Und schon wieder ist ein Monat von uns gegangen. So traurig.
Verrückterweise war ziemlich viel los im März – So verhältnismäßig gesehen: Es fand endlich mal wieder ein Sherlock-Abend mit Finchibert und Sommersprosse statt. Ich war auf der Buchmesse und habe dort tolle Twitterleute getroffen, Sonja Kraus gesehen, Bücher gekauft und geschenkt bekommen, ein Foto mit Kay Meier gemacht und alles in allem eine Menge Spaß gehabt! Außerdem war ich (endlich mal wieder) beim Friseur, Blut spenden, Geburtstag feiern, soziale Kontakte pflegen und sogar mal beim Physiotherapeuten um mich mal wieder kräftig durchkneten zu lassen.

Gelesen:
Und ZACK! Schon bin ich raus aus der ganzen Jede-Woche-Ein-Buch-Sache. Mist. Aber gut, es kann eben nicht alles gelingen. Neben Arbeit und Lernkram und einem (möglichst klein gehaltenen) Sozialleben bleibt manchmal leider nicht allzu viel Zeit zum lesen … Ach, who am I kidding? Okay, ich geb’s zu. Ich war einfach nur voll und ganz im Fanfiction-Sumpf versunken. Wären die Teile in gebundener Form vorhanden, würde ich euch alle in Grund und Boden lesen! Muharharhar!
Nun, gut. Ich komme zum Punkt. Diesen Monat habe ich nur zwei Bücher komplett geschafft. The Golden Compass von Philip Pullman und Die Seufzende Wendeltreppe (Lockwood & Co.) von Jonathan Stroud. Beides äußerst wundervolle Bücher! Und auch wenn ich nicht unbedingt in bester Leseform war, hat es wirklich Spaß gemacht sie zu lesen.

Gesehen:
Filme: A Thousand Words, African Cats, The Internship, Young Adult, The Hunger Games: Catching Fire.
Serien: Homeland (Staffel 1 und 2), Game of Thrones (S1E5-8), Sherlock (S3E2-3), My Mad Fat Diary (S2E1-5), American Horror Story (S3E12-13), Teen Wolf (S3E19-24), The Vampire Diaries (S5E13-14), How I Met Your Mother (S9E18-22), Hannibal (S2E1-2), Pretty Little Liars (S4E20-24), Supernatural (S9E14-17).
 Kino: Pompeii.

Gehört:
Da ich wieder einmal vergessen habe, eine Übersicht meiner musikalischen Ausschweifungen anzulegen, habe ich beschlossen, euch einfach jeden Monat ein paar Songempfehlungen zu geben.
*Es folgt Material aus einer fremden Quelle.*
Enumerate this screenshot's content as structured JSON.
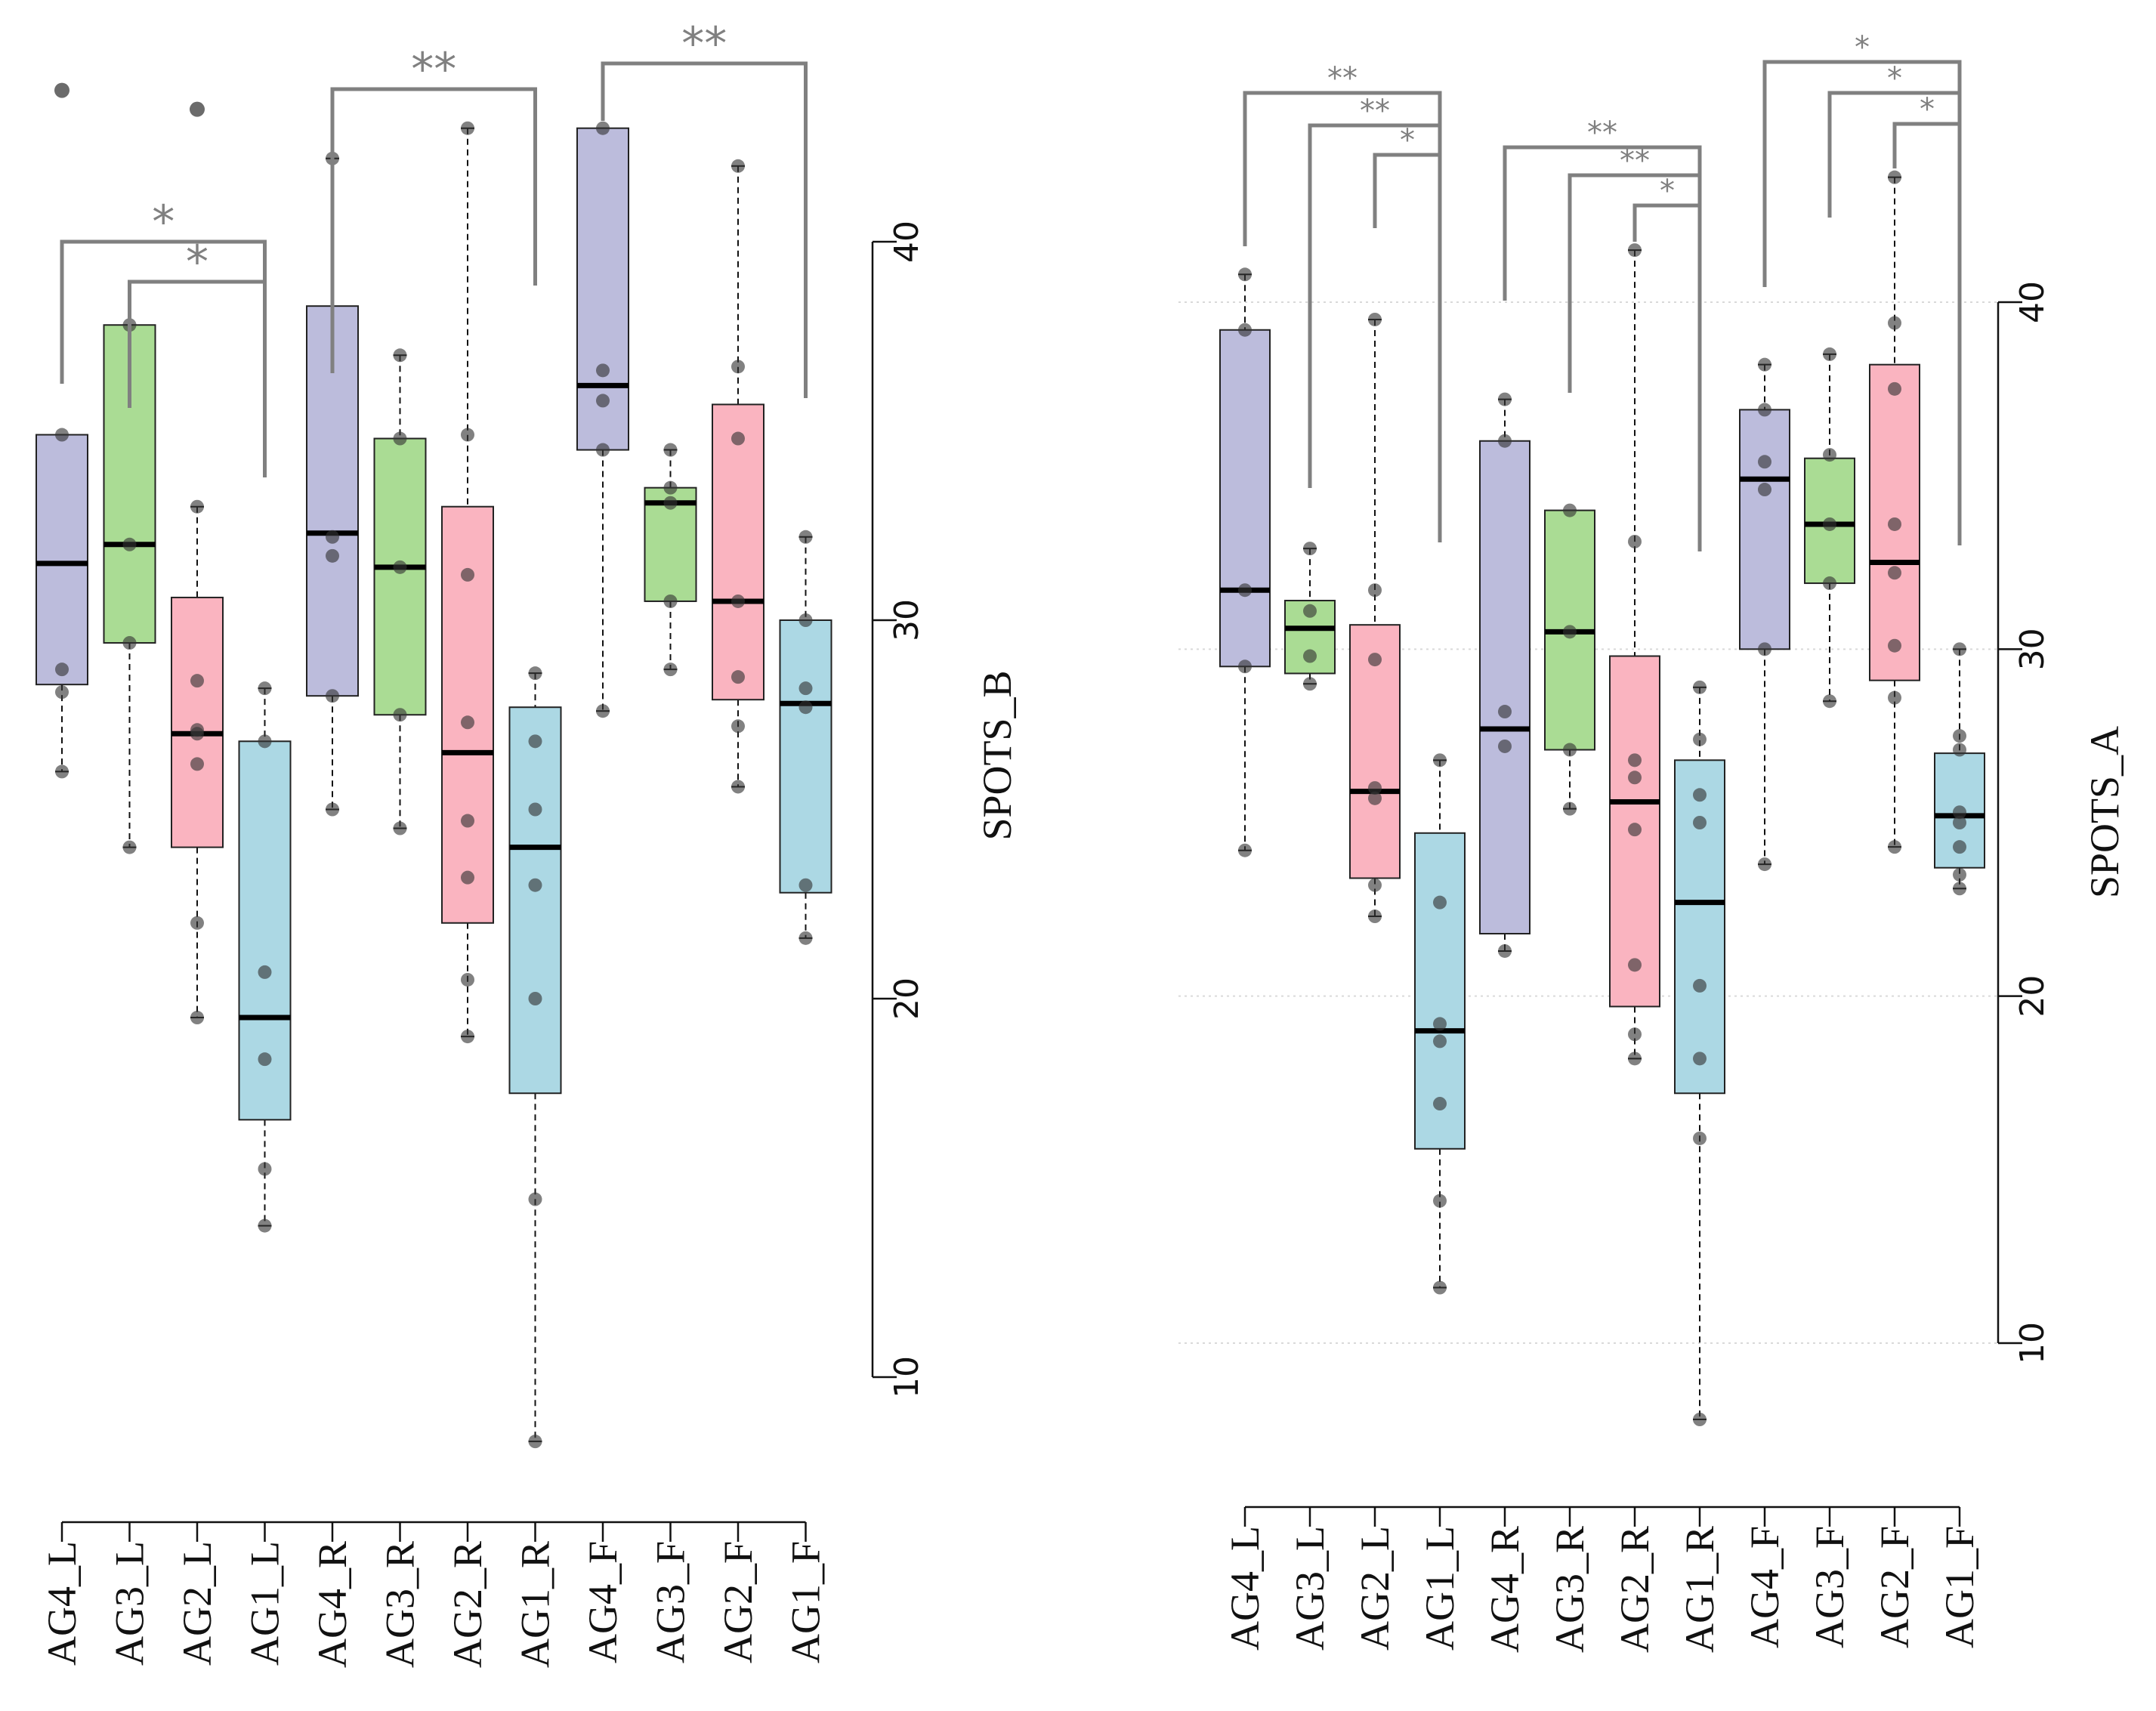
{
  "chart_data": [
    {
      "type": "box",
      "panel": "left",
      "ylabel": "SPOTS_B",
      "ylim": [
        8,
        44
      ],
      "yticks": [
        10,
        20,
        30,
        40
      ],
      "grid": false,
      "categories": [
        "AG4_L",
        "AG3_L",
        "AG2_L",
        "AG1_L",
        "AG4_R",
        "AG3_R",
        "AG2_R",
        "AG1_R",
        "AG4_F",
        "AG3_F",
        "AG2_F",
        "AG1_F"
      ],
      "group_colors": [
        "#bcbcdc",
        "#aadc94",
        "#fab4c0",
        "#acd8e4",
        "#bcbcdc",
        "#aadc94",
        "#fab4c0",
        "#acd8e4",
        "#bcbcdc",
        "#aadc94",
        "#fab4c0",
        "#acd8e4"
      ],
      "boxes": [
        {
          "whisker_low": 26.0,
          "q1": 28.3,
          "median": 31.5,
          "q3": 34.9,
          "whisker_high": 34.9,
          "points": [
            26.0,
            28.1,
            28.7,
            34.9
          ]
        },
        {
          "whisker_low": 24.0,
          "q1": 29.4,
          "median": 32.0,
          "q3": 37.8,
          "whisker_high": 37.8,
          "points": [
            24.0,
            29.4,
            32.0,
            37.8
          ]
        },
        {
          "whisker_low": 19.5,
          "q1": 24.0,
          "median": 27.0,
          "q3": 30.6,
          "whisker_high": 33.0,
          "points": [
            19.5,
            22.0,
            26.2,
            27.0,
            27.1,
            28.4,
            33.0
          ]
        },
        {
          "whisker_low": 14.0,
          "q1": 16.8,
          "median": 19.5,
          "q3": 26.8,
          "whisker_high": 28.2,
          "points": [
            14.0,
            15.5,
            18.4,
            20.7,
            26.8,
            28.2
          ]
        },
        {
          "whisker_low": 25.0,
          "q1": 28.0,
          "median": 32.3,
          "q3": 38.3,
          "whisker_high": 42.2,
          "points": [
            25.0,
            28.0,
            31.7,
            32.2,
            42.2
          ]
        },
        {
          "whisker_low": 24.5,
          "q1": 27.5,
          "median": 31.4,
          "q3": 34.8,
          "whisker_high": 37.0,
          "points": [
            24.5,
            27.5,
            31.4,
            34.8,
            37.0
          ]
        },
        {
          "whisker_low": 19.0,
          "q1": 22.0,
          "median": 26.5,
          "q3": 33.0,
          "whisker_high": 43.0,
          "points": [
            19.0,
            20.5,
            23.2,
            24.7,
            27.3,
            31.2,
            34.9,
            43.0
          ]
        },
        {
          "whisker_low": 8.3,
          "q1": 17.5,
          "median": 24.0,
          "q3": 27.7,
          "whisker_high": 28.6,
          "points": [
            8.3,
            14.7,
            20.0,
            23.0,
            25.0,
            26.8,
            28.6
          ]
        },
        {
          "whisker_low": 27.6,
          "q1": 34.5,
          "median": 36.2,
          "q3": 43.0,
          "whisker_high": 43.0,
          "points": [
            27.6,
            34.5,
            35.8,
            36.6,
            43.0
          ]
        },
        {
          "whisker_low": 28.7,
          "q1": 30.5,
          "median": 33.1,
          "q3": 33.5,
          "whisker_high": 34.5,
          "points": [
            28.7,
            30.5,
            33.1,
            33.5,
            34.5
          ]
        },
        {
          "whisker_low": 25.6,
          "q1": 27.9,
          "median": 30.5,
          "q3": 35.7,
          "whisker_high": 42.0,
          "points": [
            25.6,
            27.2,
            28.5,
            30.5,
            34.8,
            36.7,
            42.0
          ]
        },
        {
          "whisker_low": 21.6,
          "q1": 22.8,
          "median": 27.8,
          "q3": 30.0,
          "whisker_high": 32.2,
          "points": [
            21.6,
            23.0,
            27.7,
            28.2,
            30.0,
            32.2
          ]
        }
      ],
      "outliers": [
        {
          "category": "AG4_L",
          "value": 44.0
        },
        {
          "category": "AG2_L",
          "value": 43.5
        }
      ],
      "significance": [
        {
          "from": "AG4_L",
          "to": "AG1_L",
          "label": "*"
        },
        {
          "from": "AG3_L",
          "to": "AG1_L",
          "label": "*"
        },
        {
          "from": "AG4_R",
          "to": "AG1_R",
          "label": "**"
        },
        {
          "from": "AG4_F",
          "to": "AG1_F",
          "label": "**"
        }
      ]
    },
    {
      "type": "box",
      "panel": "right",
      "ylabel": "SPOTS_A",
      "ylim": [
        9,
        42
      ],
      "yticks": [
        10,
        20,
        30,
        40
      ],
      "grid": true,
      "categories": [
        "AG4_L",
        "AG3_L",
        "AG2_L",
        "AG1_L",
        "AG4_R",
        "AG3_R",
        "AG2_R",
        "AG1_R",
        "AG4_F",
        "AG3_F",
        "AG2_F",
        "AG1_F"
      ],
      "group_colors": [
        "#bcbcdc",
        "#aadc94",
        "#fab4c0",
        "#acd8e4",
        "#bcbcdc",
        "#aadc94",
        "#fab4c0",
        "#acd8e4",
        "#bcbcdc",
        "#aadc94",
        "#fab4c0",
        "#acd8e4"
      ],
      "boxes": [
        {
          "whisker_low": 24.2,
          "q1": 29.5,
          "median": 31.7,
          "q3": 39.2,
          "whisker_high": 40.8,
          "points": [
            24.2,
            29.5,
            31.7,
            39.2,
            40.8
          ]
        },
        {
          "whisker_low": 29.0,
          "q1": 29.3,
          "median": 30.6,
          "q3": 31.4,
          "whisker_high": 32.9,
          "points": [
            29.0,
            29.8,
            31.1,
            32.9
          ]
        },
        {
          "whisker_low": 22.3,
          "q1": 23.4,
          "median": 25.9,
          "q3": 30.7,
          "whisker_high": 39.5,
          "points": [
            22.3,
            23.2,
            25.7,
            26.0,
            29.7,
            31.7,
            39.5
          ]
        },
        {
          "whisker_low": 11.6,
          "q1": 15.6,
          "median": 19.0,
          "q3": 24.7,
          "whisker_high": 26.8,
          "points": [
            11.6,
            14.1,
            16.9,
            18.7,
            19.2,
            22.7,
            26.8
          ]
        },
        {
          "whisker_low": 21.3,
          "q1": 21.8,
          "median": 27.7,
          "q3": 36.0,
          "whisker_high": 37.2,
          "points": [
            21.3,
            27.2,
            28.2,
            36.0,
            37.2
          ]
        },
        {
          "whisker_low": 25.4,
          "q1": 27.1,
          "median": 30.5,
          "q3": 34.0,
          "whisker_high": 34.0,
          "points": [
            25.4,
            27.1,
            30.5,
            34.0
          ]
        },
        {
          "whisker_low": 18.2,
          "q1": 19.7,
          "median": 25.6,
          "q3": 29.8,
          "whisker_high": 41.5,
          "points": [
            18.2,
            18.9,
            20.9,
            24.8,
            26.3,
            26.8,
            33.1,
            41.5
          ]
        },
        {
          "whisker_low": 7.8,
          "q1": 17.2,
          "median": 22.7,
          "q3": 26.8,
          "whisker_high": 28.9,
          "points": [
            7.8,
            15.9,
            18.2,
            20.3,
            25.0,
            25.8,
            27.4,
            28.9
          ]
        },
        {
          "whisker_low": 23.8,
          "q1": 30.0,
          "median": 34.9,
          "q3": 36.9,
          "whisker_high": 38.2,
          "points": [
            23.8,
            30.0,
            34.6,
            35.4,
            36.9,
            38.2
          ]
        },
        {
          "whisker_low": 28.5,
          "q1": 31.9,
          "median": 33.6,
          "q3": 35.5,
          "whisker_high": 38.5,
          "points": [
            28.5,
            31.9,
            33.6,
            35.6,
            38.5
          ]
        },
        {
          "whisker_low": 24.3,
          "q1": 29.1,
          "median": 32.5,
          "q3": 38.2,
          "whisker_high": 43.6,
          "points": [
            24.3,
            28.6,
            30.1,
            32.2,
            33.6,
            37.5,
            39.4,
            43.6
          ]
        },
        {
          "whisker_low": 23.1,
          "q1": 23.7,
          "median": 25.2,
          "q3": 27.0,
          "whisker_high": 30.0,
          "points": [
            23.1,
            23.5,
            24.3,
            25.0,
            25.3,
            27.1,
            27.5,
            30.0
          ]
        }
      ],
      "outliers": [],
      "significance": [
        {
          "from": "AG4_L",
          "to": "AG1_L",
          "label": "**"
        },
        {
          "from": "AG3_L",
          "to": "AG1_L",
          "label": "**"
        },
        {
          "from": "AG2_L",
          "to": "AG1_L",
          "label": "*"
        },
        {
          "from": "AG4_R",
          "to": "AG1_R",
          "label": "**"
        },
        {
          "from": "AG3_R",
          "to": "AG1_R",
          "label": "**"
        },
        {
          "from": "AG2_R",
          "to": "AG1_R",
          "label": "*"
        },
        {
          "from": "AG4_F",
          "to": "AG1_F",
          "label": "*"
        },
        {
          "from": "AG3_F",
          "to": "AG1_F",
          "label": "*"
        },
        {
          "from": "AG2_F",
          "to": "AG1_F",
          "label": "*"
        }
      ]
    }
  ]
}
Alles, was so in meinen wirren Kopf hängen bleibt, was mal in Soundtracks vorkam und positiv aufgefallen ist, was Freunde und Familie täglich so vor sich hinsummen und so weiter.
Spontan fällt mir da das Cover von Bad Moon Rising, gesungen von Mourning Ritual, ein. Die Teen Wolf Fans von euch kennen es höchstwahrscheinlich und es ist einfach AAAAWESOME! I Don’t Want To Set The World On Fire von The Ink Spots ist auch so ein tolles Lied – bekannt aus Fall Out 3 – das mir einfach nicht aus dem Kopf gehen will. Sultans of Swing von den Dire Straits kommt auch immer gut. Auf unseren Familiengeburtstagen läuft der Song mindestens zehn Mal in einer Nacht. Und auch, wenn ich es eigentlich ziemlich hasse, kommt hier auch noch Supergeil, diese seltsame Edeka-Werbung (oder was auch immer das darstellen soll) dazu. Ein Arbeitskollege von mir singt das den ganzen Tag und es ist einfach nur.. ungeil. Trotzdem immer wieder zum lachen. (Sehr geiler Dorsch übrigens. Sehr geil.)

Gekauft:
Davon habe ich diesen Monat ausnahmsweise mal eine Liste gemacht – und war ziemlich entsetzt, was sich darauf so alles angesammelt hat. Unter anderem habe ich mir verschiedenste Blumensamen + Anzuchttöpfe gegönnt. Außerdem Staffel 1 und 2 von Homeland, Catching Fire, die Bücher Lockwood & Co und Bartimäus von Jonathan Stroud und Fangirl von Rainbow Rowell, ein Tagesticket für die Buchmesse und einen ganzen Haufen Fresskrams.
Für meinen Laura-Besuch in England habe ich noch in Busfahrkarten vom Londoner Flughafen in die Innenstadt (und zurück), einen Steckdosenadapter, eine neue Speicherkarte für die Kamera und in ein paar Hotelnächte in Newbury investiert.
Verschiedenste Stickynotes und Kalender- beziehungsweise Trennblätter mussten auch noch in den Einkaufswagen, weil mich das Filofax-Fieber erfasst hat.. So und das war’s. Boah.

Geklickt:
Viele Filofax-Inspirationsbilder, Fanfiction, Blogilates-Videos (Ja, ich mache jetzt Sport im Internet. Übel crazy), “Things to do in Brighton”.

Gedacht:
Ugh. Keine Ahnung. Ich denke nicht so viel.

Gut gesagt:
Ugh. Keine Ahnung. Ich sage nicht so viel. (Das war gelogen.)

#100HappyDays

Sicher habt ihr auch schon von #100HappyDays gehört. Mein Bloglovin-Feed ist momentan geradezu überschwemmt davon. Und da ich so ein kleiner Mainstream-Blogger bin, spring ich doch direkt mit uns Boot.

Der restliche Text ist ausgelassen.